La Ligue canadienne de football (LCF) a annoncé que pour la première fois de son histoire il y aurait un plafond salarial pour le personnel d’entraîneurs et des opérations football. Une décision qui amène son lot de questions, mais qui vise à assurer la santé financière du circuit.

Concrètement, ce que ça signifie pour les équipes de la LCF c’est qu’elles ne pourront employer plus de 11 entraîneurs et 14 employés dans les opérations football. Ces 25 employés devront se partager 2 588 000 $ pour les saisons 2019 et 2020 après quoi les montants feront l’objet d’un réexamen.

À première vue, c’est particulier comme situation, car le football est le sport professionnel où les entraîneurs ont le plus grand impact sur les résultats comme c’est un sport extrêmement stratégique. Les plans de matchs, les techniques utilisées sont enseignés par les entraîneurs. Je dis souvent à la blague que c’est comme Noël pour les joueurs lorsqu’ils reçoivent le plan de match, car c’est à ce moment-là qu’ils voient ce qui va leur permettre de gagner, d’être un bon joueur et de bien faire leur travail. En fin de compte, les joueurs ne font qu’exécuter ce qui est dicté. Le football est un sport très précis qui ne laisse pas place à l’improvisation et on se fie aux entraîneurs pour les plans de match et c’est extrêmement important.

Quand on entend qu’on va mettre un frein sur les dépenses au niveau des opérations football, on se demande donc pourquoi on fait cela. N’est-ce pas une façon de diminuer la qualité du produit ? Est-ce qu’on va avoir moins d’instructeurs de qualité? Est-ce qu’il y en aura moins provenant des États-Unis? Est-ce qu’on va développer moins d’entraîneurs parce qu’on ne pourra plus leur offrir de plus petits postes? Plusieurs pilotes dans les rangs professionnels ont justement commencé avec des postes de contrôle de qualité pour apprendre le métier. Ces questions sont légitimes et valent la peine d’être posées.

D’un autre côté, la LCF a pris cette décision de façon réfléchie. Ce n’était pas un choix facile, mais pour le bien de la santé financière de la ligue c’était une chose à faire. Je me souviens à l’époque où j’étais joueur, nous célébrions au début de saison lors des soupers d’équipe, car nous étions heureux de pouvoir jouer une autre saison, car la ligue n’était pas en santé à cette époque.

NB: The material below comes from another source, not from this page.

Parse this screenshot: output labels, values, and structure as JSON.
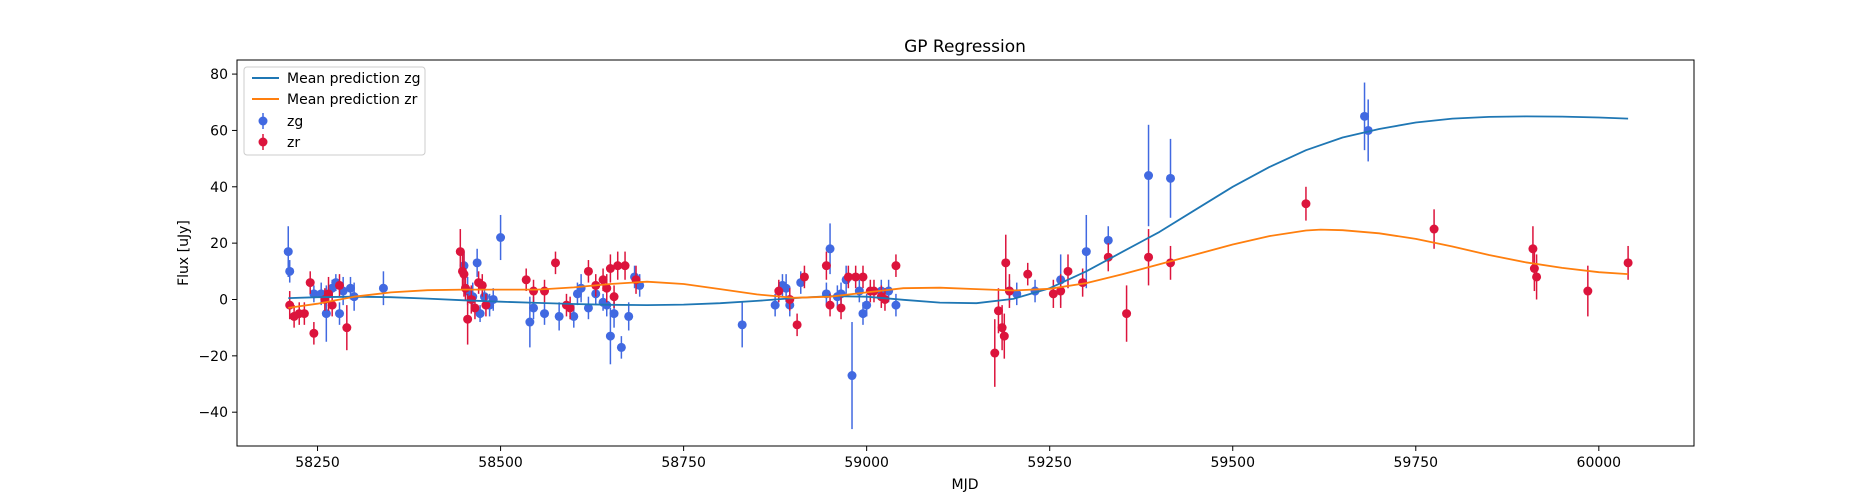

On avait peur que la LCF tombe à l’eau ou qu’une équipe disparaisse, c’était une blague à l’interne de souligner que nous ayons une saison de plus à jouer.

Si un plafond salarial des opérations football peut permettre d’éviter de revivre ce genre de situation, je vais l’accepter. La LCF demeure une business et à un moment donné, il faut contrôler les frais fixes et il faut que les chiffres fonctionnent. Certaines équipes ne voulaient probablement pas faire de tels sacrifices, mais pour les formations qui n’ont pas le même budget, ça évite une escalade de dépenses qui les mettraient en situation précaire.  Des équipes mieux nanties comme la Saskatchewan ou Edmonton pouvaient se servir comme dans un buffet, mais plusieurs équipes n’étaient pas capables de suivre la cadence des dépenses.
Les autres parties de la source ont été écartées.